Ünal:We werden vastgehouden door marteling

Serpil Ünal, een verslaggever voor de krant Mücadele Birliği, zei: “We werden vastgehouden en met zeer zware martelingen geconfronteerd. Toen ze me probeerden op te tillen, viel ik op de grond. Toen mijn vrienden tussenbeide kwamen, viel de politie ook hen aan. We hebben een klacht tegen hen ingediend. Onze handen waren gekneusd door de strakke handboeien. We demonstreerden voor de vrijlating van Koerdische journalisten omdat ze werden vastgehouden omdat ze nieuws versloegen.”

Nazlier: Ik zal mijn collega’s blijven verdedigen

Verslaggever Eylem Nazlıer van de krant Evrensel verklaarde dat het geen toeval was dat ze op 10 januari, de Dag van de Journalisten, terechtstonden en beschreef het geweld dat ze meemaakten. Nazlıer verklaarde dat ze tijdens de verhinderde demonstratie zouden zeggen dat “de redenen voor de opsluiting van onze vrienden hun professionele activiteiten waren en dat de journalistiek niet terecht kan staan”.

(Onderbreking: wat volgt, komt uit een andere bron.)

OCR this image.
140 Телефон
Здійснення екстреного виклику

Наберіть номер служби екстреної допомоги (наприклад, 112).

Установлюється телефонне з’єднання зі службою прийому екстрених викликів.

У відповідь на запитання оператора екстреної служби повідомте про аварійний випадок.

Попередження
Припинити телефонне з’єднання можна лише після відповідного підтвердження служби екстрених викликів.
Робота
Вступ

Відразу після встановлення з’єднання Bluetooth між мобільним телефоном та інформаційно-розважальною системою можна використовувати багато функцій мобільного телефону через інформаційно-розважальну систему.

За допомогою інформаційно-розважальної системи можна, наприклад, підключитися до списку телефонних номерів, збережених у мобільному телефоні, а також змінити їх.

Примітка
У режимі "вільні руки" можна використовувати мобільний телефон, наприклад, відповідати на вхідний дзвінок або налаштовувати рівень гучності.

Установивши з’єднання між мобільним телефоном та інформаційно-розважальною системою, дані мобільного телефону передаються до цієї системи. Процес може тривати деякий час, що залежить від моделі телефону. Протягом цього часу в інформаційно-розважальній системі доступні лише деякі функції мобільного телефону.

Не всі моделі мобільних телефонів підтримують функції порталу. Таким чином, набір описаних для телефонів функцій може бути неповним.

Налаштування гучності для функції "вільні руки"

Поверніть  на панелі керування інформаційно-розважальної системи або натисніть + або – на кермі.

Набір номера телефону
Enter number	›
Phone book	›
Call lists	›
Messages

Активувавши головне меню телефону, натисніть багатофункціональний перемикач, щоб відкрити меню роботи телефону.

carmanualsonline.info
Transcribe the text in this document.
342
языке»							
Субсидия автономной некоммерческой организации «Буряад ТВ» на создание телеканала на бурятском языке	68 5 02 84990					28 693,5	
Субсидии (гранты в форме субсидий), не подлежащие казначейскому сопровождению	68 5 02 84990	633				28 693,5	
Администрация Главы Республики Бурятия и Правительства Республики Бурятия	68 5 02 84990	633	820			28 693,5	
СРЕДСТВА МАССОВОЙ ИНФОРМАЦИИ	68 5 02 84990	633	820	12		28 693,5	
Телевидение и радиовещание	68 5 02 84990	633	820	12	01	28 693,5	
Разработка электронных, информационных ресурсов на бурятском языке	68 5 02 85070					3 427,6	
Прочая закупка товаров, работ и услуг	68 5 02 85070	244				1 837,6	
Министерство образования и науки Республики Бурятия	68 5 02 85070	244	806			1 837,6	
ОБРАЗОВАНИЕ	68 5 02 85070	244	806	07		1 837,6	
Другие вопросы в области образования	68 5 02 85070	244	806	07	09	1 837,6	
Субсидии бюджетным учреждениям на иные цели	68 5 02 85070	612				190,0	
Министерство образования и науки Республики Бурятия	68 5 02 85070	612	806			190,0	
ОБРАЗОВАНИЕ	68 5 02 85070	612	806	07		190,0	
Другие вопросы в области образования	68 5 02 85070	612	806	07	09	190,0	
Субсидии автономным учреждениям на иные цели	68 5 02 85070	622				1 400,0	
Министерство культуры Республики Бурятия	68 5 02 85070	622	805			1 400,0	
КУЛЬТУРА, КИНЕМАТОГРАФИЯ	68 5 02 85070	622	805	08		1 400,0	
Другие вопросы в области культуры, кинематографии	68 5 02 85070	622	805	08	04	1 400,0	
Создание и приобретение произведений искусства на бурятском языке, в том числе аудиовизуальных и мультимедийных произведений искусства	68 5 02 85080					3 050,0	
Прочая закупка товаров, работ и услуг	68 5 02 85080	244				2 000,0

Nazlıer vervolgde: “Journalist Metin Göktepe werd doodgemarteld in gevangenschap op 8 januari 1996. In de duisternis van de jaren ’90 werden we vermoord en nu worden we geïntimideerd door middel van opsluitingen en arrestaties. Ik werk voor de krant waar Göktepe voor gewerkt heeft, een krant die een prijs heeft betaald. Ik ken het gewicht hiervan heel goed. Ik heb die dag deelgenomen aan het protest omdat ik dit weet. Wij komen uit de traditie van journalist Metin Göktepe. Ik accepteer niet wat de politie tegen me zei: “Je zult leren je mond te houden”. Ik zal mijn collega’s en mijn beroep blijven verdedigen.”

Verzoek om vrijspraak

Ümmühan Kaya, een van de advocaten van de journalisten, herinnerde aan de artikelen in internationale verdragen en de grondwet en zei dat haar cliënten geen misdaad hadden begaan. Kaya zei: “Ze hadden een ontmoeting met de politie en de politie zei dat er geen probleem zou zijn. Maar op het laatste moment hielden ze de journalisten vast. Het verontrust me dat onze cliënten op deze manier geslagen en vastgehouden werden. Hoe kan de politie zich zo onwettig gedragen? Journalisten worden hier vandaag berecht ondanks dat ze gemarteld zijn. Ik eis de vrijspraak van onze cliënten.”

Hoorzitting verdaagd

De advocaten eisten dat de beelden van de arrestaties en het “verbod” van het Bestuur van Kadıköy in het dossier zouden worden opgenomen. De rechtbank accepteerde de eisen van de advocaten en verdaagde de hoorzitting naar 16 april.